You can find more from the Bowie, Maryland author and poet on his Blog (daviddewaters.com) where he describes his work and reasons for writing. Readers are also invited to share their thoughts and questions. It only takes a quick read to feel truth and authenticity when David shares the following on his Blog.
Since my poems are largely focused on the topic of depression, I can definitely sense a part of me wanting to legitimize my depressed feelings, and not have people shrug them off or look down upon them.” (March 2014)
A Wheel Out of Kilter
I need to find that clarity of thought—
That thought that does present itself to me
On rare occasions—if I wish to paint
For you a portrait of my mind and soul.…So desperately do I desire it:—David DeWaters, Untitled Poem
This clarity of thought. I know that this
Unbalances me. It unravels me,
To yearn for that not meant to be sustained.
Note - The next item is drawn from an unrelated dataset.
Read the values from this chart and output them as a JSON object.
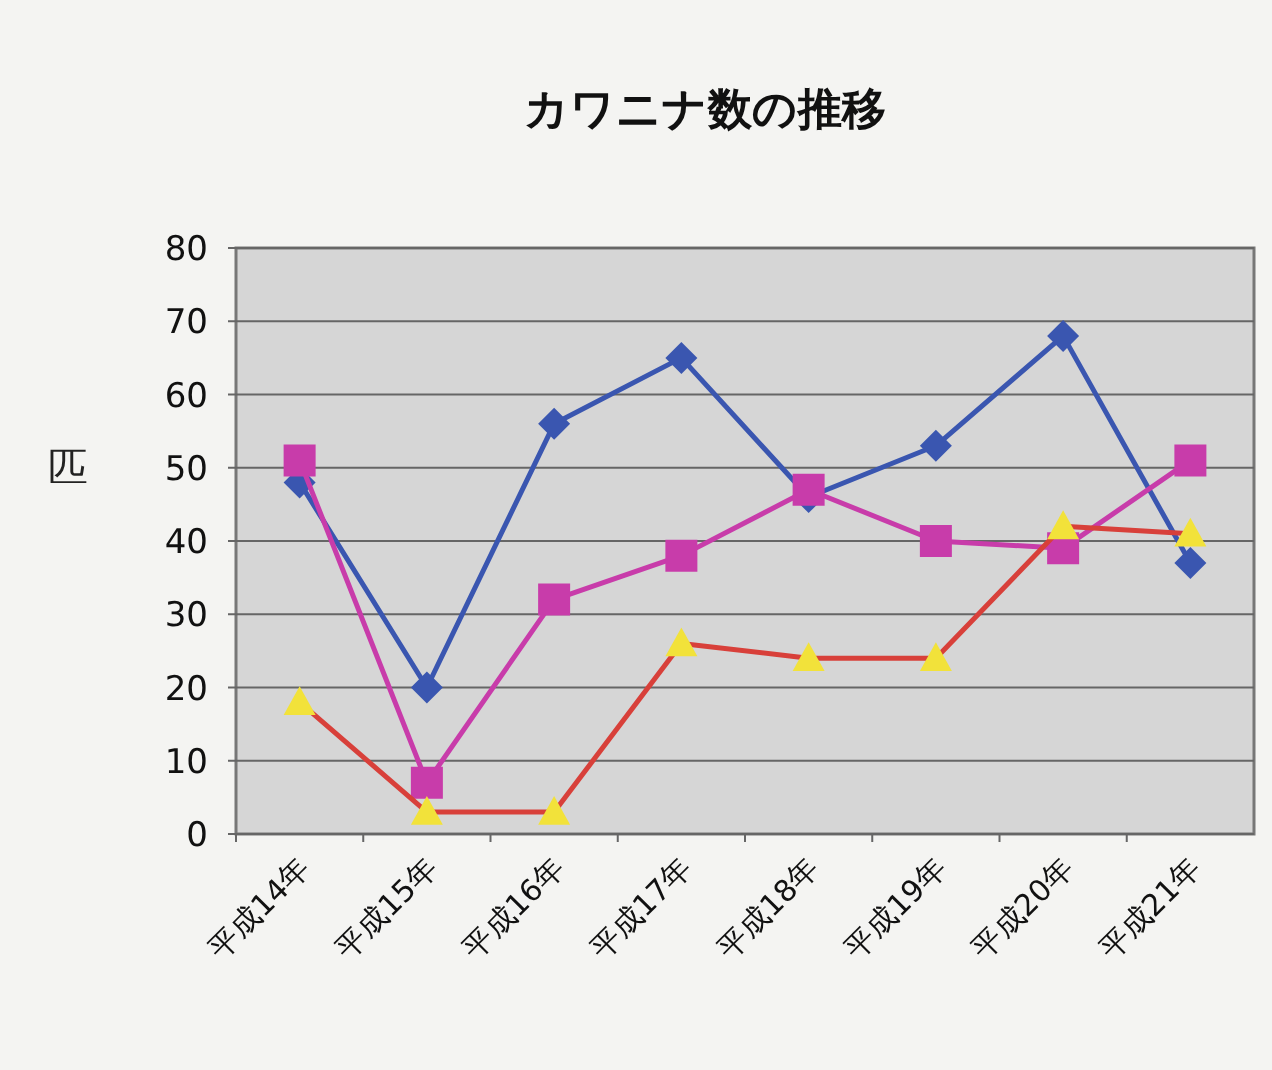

These lines are from the poem that I’m currently working on. There is a Buddhist idea at work here, particularly in the second half. To quote from a book called Buddhism Plain and Simple by Steven Hagen, “Our problem comes from what the Buddha described as ‘inclination of mind.’ The mind tends to lean in one direction or another because, out of ignorance, it sees something ‘out there’ which it then craves. ‘I want that back,’ ‘I want that now,’ or ‘I don’t want that anymore. Push it away, get rid of it.’ Either way, we define what we want or don’t want as something separate from us.” The book also goes on to say “Don’t strive for some special state of mind. There is no special state of mind. If you strive for some special state of mind you’ll only disturb your mind.”
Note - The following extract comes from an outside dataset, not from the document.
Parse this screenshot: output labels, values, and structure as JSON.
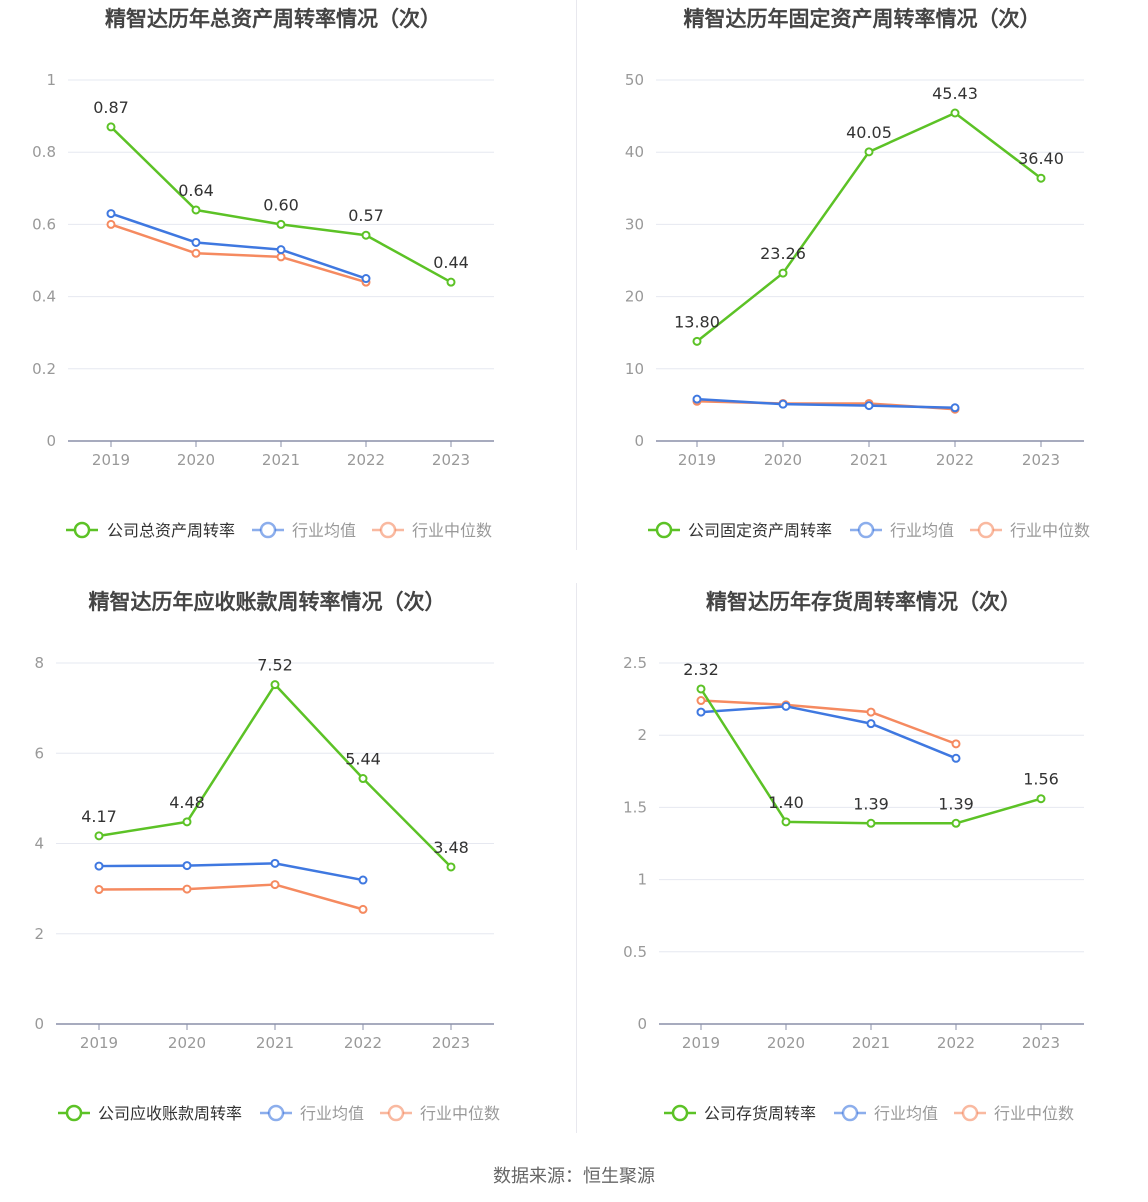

So, similar to my previous post about William Blake’s poem, I am recognizing a flaw within myself. A flaw that I’m aware of, and that has even been pointed out to me in things that I’ve read.
I can see how constantly writing about my flaws may seem pessimistic, but I believe it is the opposite. It is only through the recognition of such flaws that one can then eventually work on them.
David DeWaters makes you think. And, he clearly demonstrates what can happen when you put words down on paper and begin to have conversations with your self and others about what you've written. May you writing journey begin soon.